The abrupt resignation of Tayyip Erdogan’s son-in-law from one of Turkey’s most powerful cabinet positions shocked the government and angered some ruling party members who say the nature of his departure damages the president.
Finance and Treasury Minister Berat Albayrak oversaw economic policy for two tumultuous years during which Turkey endured economic slowdowns, the COVID-19 pandemic and a 45% slide in the lira.
Many people in Turkey, including some officials in Erdogan’s ruling AK Party, believed the president was grooming the 42-year-old former businessman as a future party leader and even as possible successor.
But in a highly unusual resignation statement posted on Instagram on Sunday Albayrak said he was stepping down, one day after Erdogan sacked the Central Bank governor and, according to officials, ignored Albayrak’s preference for a successor.
Erdogan, in a speech to Turkish diplomats in Ankara on Monday, made no mention of Albayrak and his party’s spokesman declined to directly address the issue at a news conference.
Television networks, mostly owned by businesses close to the presidency, studiously ignored the departure of the government’s economic policy maker.

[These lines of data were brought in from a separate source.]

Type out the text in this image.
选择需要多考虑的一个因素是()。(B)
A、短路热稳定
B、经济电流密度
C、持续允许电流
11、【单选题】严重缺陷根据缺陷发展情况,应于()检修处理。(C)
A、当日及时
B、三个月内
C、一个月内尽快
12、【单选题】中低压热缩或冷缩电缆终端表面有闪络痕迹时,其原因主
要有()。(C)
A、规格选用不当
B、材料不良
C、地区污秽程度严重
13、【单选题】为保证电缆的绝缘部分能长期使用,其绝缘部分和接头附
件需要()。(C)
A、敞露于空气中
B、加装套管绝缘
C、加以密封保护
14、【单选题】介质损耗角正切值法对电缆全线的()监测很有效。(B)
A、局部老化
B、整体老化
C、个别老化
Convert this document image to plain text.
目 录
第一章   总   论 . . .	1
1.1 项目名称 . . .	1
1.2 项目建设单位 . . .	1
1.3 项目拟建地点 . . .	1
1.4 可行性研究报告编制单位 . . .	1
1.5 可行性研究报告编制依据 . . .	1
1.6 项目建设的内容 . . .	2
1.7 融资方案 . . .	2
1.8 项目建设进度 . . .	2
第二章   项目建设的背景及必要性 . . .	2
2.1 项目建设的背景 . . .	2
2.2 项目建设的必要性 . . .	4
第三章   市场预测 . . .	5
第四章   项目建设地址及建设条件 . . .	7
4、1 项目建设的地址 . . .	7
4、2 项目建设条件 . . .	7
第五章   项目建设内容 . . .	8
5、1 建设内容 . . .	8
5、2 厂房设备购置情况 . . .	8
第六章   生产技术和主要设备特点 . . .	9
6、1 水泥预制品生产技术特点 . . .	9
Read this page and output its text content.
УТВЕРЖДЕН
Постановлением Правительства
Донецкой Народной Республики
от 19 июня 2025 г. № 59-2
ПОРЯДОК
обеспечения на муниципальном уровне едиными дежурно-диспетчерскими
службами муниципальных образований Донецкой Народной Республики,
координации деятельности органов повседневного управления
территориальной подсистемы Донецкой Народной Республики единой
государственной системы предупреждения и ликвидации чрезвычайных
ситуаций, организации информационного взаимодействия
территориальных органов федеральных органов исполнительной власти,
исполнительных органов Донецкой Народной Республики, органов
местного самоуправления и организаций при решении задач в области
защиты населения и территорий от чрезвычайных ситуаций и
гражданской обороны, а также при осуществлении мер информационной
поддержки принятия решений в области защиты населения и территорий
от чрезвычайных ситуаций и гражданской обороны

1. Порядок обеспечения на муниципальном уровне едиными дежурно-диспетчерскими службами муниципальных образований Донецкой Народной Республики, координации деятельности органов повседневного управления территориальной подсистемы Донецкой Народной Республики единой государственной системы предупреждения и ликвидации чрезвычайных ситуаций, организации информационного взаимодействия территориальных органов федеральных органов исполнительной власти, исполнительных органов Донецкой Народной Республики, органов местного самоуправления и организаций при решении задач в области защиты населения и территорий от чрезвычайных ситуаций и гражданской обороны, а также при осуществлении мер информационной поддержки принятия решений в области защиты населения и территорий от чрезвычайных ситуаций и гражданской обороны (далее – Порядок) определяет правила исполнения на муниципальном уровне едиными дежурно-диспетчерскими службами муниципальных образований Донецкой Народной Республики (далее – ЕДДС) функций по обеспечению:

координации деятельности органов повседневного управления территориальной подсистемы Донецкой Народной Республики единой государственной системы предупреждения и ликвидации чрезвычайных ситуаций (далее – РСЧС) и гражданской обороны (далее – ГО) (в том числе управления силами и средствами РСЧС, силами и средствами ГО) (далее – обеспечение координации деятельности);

But the main opposition Republican People’s Party (CHP) said Albayrak’s resignation via social media was unprecedented and amounted to a “state crisis”.
Within Erdogan’s ruling party, some expressed dismay.
“Resigning like this caused serious damage to both Erdogan and the party,” an AK Party official said, citing both the content of Albayrak’s message and the fact that Erdogan had championed him, at some political cost.
“Erdogan invested a great deal into Mr Berat. He even upset many ministers and bureaucrats,” the party official said, pointing to the way Albayrak’s role expanded well beyond his remit into areas including national security.
Modern Turkey’s most successful politician, Erdogan has won more than a dozen national and local elections but the weak lira and stuttering economy have eroded his support in recent years.
Three political sources told Reuters that the weekend drama followed economic policy talks at the presidential palace after the latest slump in the lira, which followed a surprise Central Bank decision not to raise its policy interest rate from 10.25% to tackle double digit inflation.
Erdogan, who has long opposed hiking rates to tackle price rises, was also briefed on the extent of Turkey’s depleted foreign exchange reserves after authorities used up an estimated $100 billion of reserves this year to curb the lira’s slump.
The officials spoke to Reuters on condition they were not named because they were not authorised to disclose details of the discussions.
They said Erdogan decided that the man he appointed Central Bank governor in July 2019 specifically to bring interest rates down from their then-elevated level of 24% should be replaced.